As a Captain he and other officers had overthrown the government of Alphonse Massamba-Débat in 1968 as part of a lefist coup d'etat. After a period under the National Revolutionary Council with Ngouabi as chairman and Alfred Raoul as acting head of state, Ngouabi assumed the presidency on December 31, 1968. On December 31, 1969 President Ngouabi renaming the country the People's Republic of the Congo, declaring it to be Africa's first Marxist-Leninist state and announced the National Revolutionary Movement (MNR) would become the Congolese Workers Party (PCT) and become the sole legal political party.

Ngouabi was from the north (he was a Kouyou, born in the village of Ombele) and his regime shifted control of the country away from the south. Such moves created opposition among the population in the highly politicized environment of Brazzaville. There was an attemped coup in 1972 that triggered a series of 'purges' of the opposition. It is claimed that Ngouabi was under French pressure to annex the oil-rich Cabinda enclave then under Angolan control and his refusal to act cost him French support. There is some speculation that the French financed some of the following attempts to remove Ngouabi. He visited the People's Republic of China in July 1973. He was 'reelected' in 1975 and in the same year, he signed an economic aid pact with the Soviet Union.

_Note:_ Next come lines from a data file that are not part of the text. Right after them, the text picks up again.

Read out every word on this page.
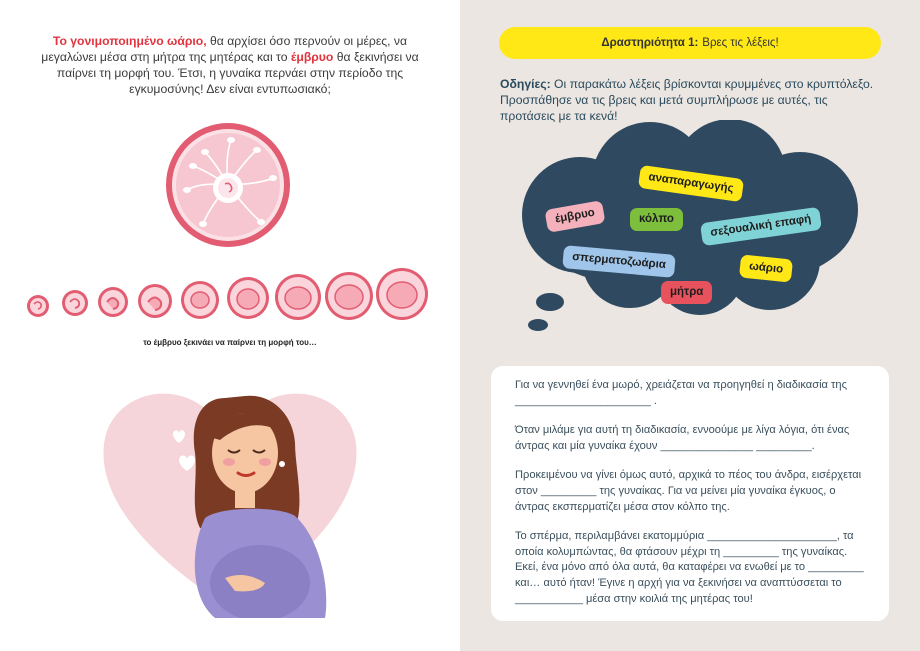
Το γονιμοποιημένο ωάριο, θα αρχίσει όσο περνούν οι μέρες, να μεγαλώνει μέσα στη μήτρα της μητέρας και το έμβρυο θα ξεκινήσει να παίρνει τη μορφή του. Έτσι, η γυναίκα περνάει στην περίοδο της εγκυμοσύνης! Δεν είναι εντυπωσιακό;
το έμβρυο ξεκινάει να παίρνει τη μορφή του…
Δραστηριότητα 1: Βρες τις λέξεις!
Οδηγίες: Οι παρακάτω λέξεις βρίσκονται κρυμμένες στο κρυπτόλεξο. Προσπάθησε να τις βρεις και μετά συμπλήρωσε με αυτές, τις προτάσεις με τα κενά!
αναπαραγωγής
έμβρυο	κόλπο	σεξουαλική επαφή
σπερματοζωάρια	ωάριο
μήτρα

Για να γεννηθεί ένα μωρό, χρειάζεται να προηγηθεί η διαδικασία της ______________________ .

Όταν μιλάμε για αυτή τη διαδικασία, εννοούμε με λίγα λόγια, ότι ένας άντρας και μία γυναίκα έχουν _______________ _________.

Προκειμένου να γίνει όμως αυτό, αρχικά το πέος του άνδρα, εισέρχεται στον _________ της γυναίκας. Για να μείνει μία γυναίκα έγκυος, ο άντρας εκσπερματίζει μέσα στον κόλπο της.

Το σπέρμα, περιλαμβάνει εκατομμύρια _____________________, τα οποία κολυμπώντας, θα φτάσουν μέχρι τη _________ της γυναίκας. Εκεί, ένα μόνο από όλα αυτά, θα καταφέρει να ενωθεί με το _________ και… αυτό ήταν! Έγινε η αρχή για να ξεκινήσει να αναπτύσσεται το ___________ μέσα στην κοιλιά της μητέρας του!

On March 18, 1977, President Ngouabi was assassinated (suicide commando?). The persons accused of taking part in the plot were tried and some of them executed including Massamba-Debat. An Military Committee of the Party (CMP) was named to head an interim government with the conservative Colonel Joachim Yhombi-Opango to serve as President of the Republic.

March 18 is Marien Ngouabi Day in the Republic of Congo. The country's only university is the Université Marien Ngouabi in Brazzaville.